蝶は俺から離れようとしてか腕に力を入れて自分で座ろうとするのだが、上手くいかないのか俺の方に体重をかけたままだ。

にしても約束か…俺に言われた事にはなんでこんな重く受け止める癖が付いちまってんだよこいつ。

行為前に蝶とした約束は至ってシンプルなもの。
中には出さない…ちゃんと避妊をするという事。
流石にまだこいつも中学生だし、そこまでしてしまっては普通に考えて犯罪ものだ。

だからそれを飲んでもらったし、まだ今日も残っているため俺は出来るだけ堪えるからと言っておいた。
そして、もしも何かが起こって中に出してしまった場合はすぐにちゃんと対応するように、と。

なんとかセーフではあったものの、これはおさまるのに少々時間がかかりそうだ。

「…怒らねえよ、だからそんな顔すんな……っと、お前今日まだ時間あるのか?そういや」

『!……お昼まで、お休み取ってる』

そうか、こいつは元々Aの野郎を殺すために動いていたんだ。
…俺が色々としてもらってばかりじゃねえか、本当に。

「……ってお前っ、そういや学校にリングとチョーカーと着けて行ってんのか!?」

『へ?…ああ、これ……襟あるからそこまで目立たないし』

「あんま校則とか厳しくねえのかあそこは…じゃなくて、首に着けてて危なくねえのか?動き回りもするんじゃ…」

蝶は自身の身につけている指輪を両手で軽く握り、目を伏せて小さく何かを呟いた。

それがよく聴こえなかったので耳を済ましながらもう一度言ってくれと頼んでみれば、ゆっくりとまた言葉を紡ぐ。

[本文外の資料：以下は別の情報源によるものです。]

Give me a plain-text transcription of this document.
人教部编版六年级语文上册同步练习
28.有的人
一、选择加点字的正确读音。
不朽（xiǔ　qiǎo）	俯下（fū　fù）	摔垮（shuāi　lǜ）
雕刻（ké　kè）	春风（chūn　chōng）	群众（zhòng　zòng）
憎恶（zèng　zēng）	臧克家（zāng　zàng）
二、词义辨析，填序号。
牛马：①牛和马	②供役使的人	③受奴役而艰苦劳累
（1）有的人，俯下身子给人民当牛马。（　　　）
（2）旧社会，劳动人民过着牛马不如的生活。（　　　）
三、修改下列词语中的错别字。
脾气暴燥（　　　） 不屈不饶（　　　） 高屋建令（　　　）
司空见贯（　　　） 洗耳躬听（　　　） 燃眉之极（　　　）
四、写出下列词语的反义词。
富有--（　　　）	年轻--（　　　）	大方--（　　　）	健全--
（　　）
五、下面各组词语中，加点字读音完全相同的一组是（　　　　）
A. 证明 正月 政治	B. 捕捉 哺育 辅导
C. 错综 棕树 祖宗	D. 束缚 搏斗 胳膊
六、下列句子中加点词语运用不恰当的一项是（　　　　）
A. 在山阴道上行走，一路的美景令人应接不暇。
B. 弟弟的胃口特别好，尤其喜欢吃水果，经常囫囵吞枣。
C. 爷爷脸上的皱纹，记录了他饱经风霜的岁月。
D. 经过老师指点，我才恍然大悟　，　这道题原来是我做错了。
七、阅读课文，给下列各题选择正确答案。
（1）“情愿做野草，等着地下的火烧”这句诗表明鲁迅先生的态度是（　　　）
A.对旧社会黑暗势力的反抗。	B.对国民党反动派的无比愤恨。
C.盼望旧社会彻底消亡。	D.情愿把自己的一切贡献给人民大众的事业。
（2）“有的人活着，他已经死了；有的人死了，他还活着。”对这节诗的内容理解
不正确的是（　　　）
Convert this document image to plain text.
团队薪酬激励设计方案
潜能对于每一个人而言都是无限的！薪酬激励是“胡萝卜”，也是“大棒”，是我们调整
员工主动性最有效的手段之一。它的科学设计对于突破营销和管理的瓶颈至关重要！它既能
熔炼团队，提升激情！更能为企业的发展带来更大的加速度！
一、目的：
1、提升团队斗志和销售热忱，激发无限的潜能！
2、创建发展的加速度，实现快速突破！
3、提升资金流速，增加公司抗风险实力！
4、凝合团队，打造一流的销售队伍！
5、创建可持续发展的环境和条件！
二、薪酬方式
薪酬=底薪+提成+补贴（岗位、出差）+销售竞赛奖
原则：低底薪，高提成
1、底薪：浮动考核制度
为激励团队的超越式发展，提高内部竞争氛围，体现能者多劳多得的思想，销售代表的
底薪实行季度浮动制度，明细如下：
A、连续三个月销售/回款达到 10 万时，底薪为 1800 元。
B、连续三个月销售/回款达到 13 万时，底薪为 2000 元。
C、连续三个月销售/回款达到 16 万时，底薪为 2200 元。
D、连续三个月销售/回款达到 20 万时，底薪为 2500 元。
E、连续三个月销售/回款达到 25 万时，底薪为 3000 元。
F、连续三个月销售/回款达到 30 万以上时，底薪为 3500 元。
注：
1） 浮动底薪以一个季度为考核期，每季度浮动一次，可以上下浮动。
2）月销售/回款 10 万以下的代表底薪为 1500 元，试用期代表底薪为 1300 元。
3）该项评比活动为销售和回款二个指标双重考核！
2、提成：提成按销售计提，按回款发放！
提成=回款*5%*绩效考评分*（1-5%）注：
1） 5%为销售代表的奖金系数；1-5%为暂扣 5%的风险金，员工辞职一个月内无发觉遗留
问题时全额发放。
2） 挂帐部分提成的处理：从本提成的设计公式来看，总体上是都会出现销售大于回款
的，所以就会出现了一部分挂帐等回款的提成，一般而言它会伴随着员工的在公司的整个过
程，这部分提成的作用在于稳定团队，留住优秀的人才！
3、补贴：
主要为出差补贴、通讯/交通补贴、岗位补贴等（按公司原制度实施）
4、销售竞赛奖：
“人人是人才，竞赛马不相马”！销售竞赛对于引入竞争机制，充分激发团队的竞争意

『…中也さんからもらった首輪だから。……蝶は中也さんのものだもの、飼い猫のままでいられなくなるのは嫌…だから』

「首輪って…って、それ全部もしかして俺が……?」

『………思い出した時に、思い出して。…中也さんに思い出してほしい』

ふわりと微笑んだ少女の顔はどこか切なさを感じられた。
そういえば指輪も相当大事にしてたみてえだし…俺のものとは対になっているみてえだし。